I love primary care because I usually have the luxury of ‘(living) the question.’  When patients present with new problems, as soon as I know they are stable, I get really excited.  I’m liberated to get deeply curious, ask as many questions as they will tolerate, paint the big picture together.  I follow the standard physiologic and diagnostic process initially, which often yields a straight forward answer and plan of care.  But life and work would be pretty boring if that were always the case.  When the usual suspects are all acquitted and the mystery persists, that’s when things get fascinating.  This is when I really get to know a person.  When I ask truly open, honest questions—the questions I don’t know the answers to and that are not meant to lead anywhere—I never know where the conversation will go.  And I always learn something new and relevant, something that helps me connect.  This is the information that makes a person memorable, because it is truly unique to them.
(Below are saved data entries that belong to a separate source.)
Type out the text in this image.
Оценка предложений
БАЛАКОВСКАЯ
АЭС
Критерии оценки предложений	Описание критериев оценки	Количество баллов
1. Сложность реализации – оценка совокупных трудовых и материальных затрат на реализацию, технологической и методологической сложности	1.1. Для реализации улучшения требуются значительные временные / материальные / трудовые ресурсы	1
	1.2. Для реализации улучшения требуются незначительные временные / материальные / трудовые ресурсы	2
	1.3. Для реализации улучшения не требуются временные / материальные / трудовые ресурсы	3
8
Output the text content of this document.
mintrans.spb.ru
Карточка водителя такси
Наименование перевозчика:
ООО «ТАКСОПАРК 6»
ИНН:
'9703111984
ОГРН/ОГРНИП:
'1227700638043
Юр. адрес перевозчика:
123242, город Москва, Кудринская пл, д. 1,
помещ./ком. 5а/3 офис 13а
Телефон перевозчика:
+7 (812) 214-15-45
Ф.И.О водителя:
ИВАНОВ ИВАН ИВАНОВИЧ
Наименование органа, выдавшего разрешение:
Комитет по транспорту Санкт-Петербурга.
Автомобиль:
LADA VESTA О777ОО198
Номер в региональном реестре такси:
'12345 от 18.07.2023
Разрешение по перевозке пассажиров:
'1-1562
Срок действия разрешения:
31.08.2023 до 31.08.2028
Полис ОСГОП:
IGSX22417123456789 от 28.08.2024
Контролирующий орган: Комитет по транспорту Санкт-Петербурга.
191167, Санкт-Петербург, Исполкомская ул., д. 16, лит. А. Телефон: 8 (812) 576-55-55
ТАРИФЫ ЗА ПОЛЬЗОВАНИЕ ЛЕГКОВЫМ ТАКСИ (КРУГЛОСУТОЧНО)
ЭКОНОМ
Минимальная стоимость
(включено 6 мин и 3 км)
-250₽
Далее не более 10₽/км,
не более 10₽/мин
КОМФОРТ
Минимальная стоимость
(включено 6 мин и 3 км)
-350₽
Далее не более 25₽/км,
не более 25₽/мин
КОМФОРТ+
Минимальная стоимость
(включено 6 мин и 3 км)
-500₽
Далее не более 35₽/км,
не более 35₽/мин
One of my favorite moments in a patient encounter is when I have to pause a few seconds to form a really good question.  What do I really want to know, what am I after, what will really break open this conversation?  It happens regularly, and wow, what a rush.  OH, I just never know what I will learn!  You’d think people would get impatient and grumpy with such prolonged, sometimes meandering interrogation.  But I find that they often lean in, look me in the eye.  They get on the train with me and look as eagerly as I around the next bend.  What will we find?  Let’s explore together!

Relentless Curiosity.  It’s the funnest part of my work.  I love it.  And as we all know, loving our work makes us better.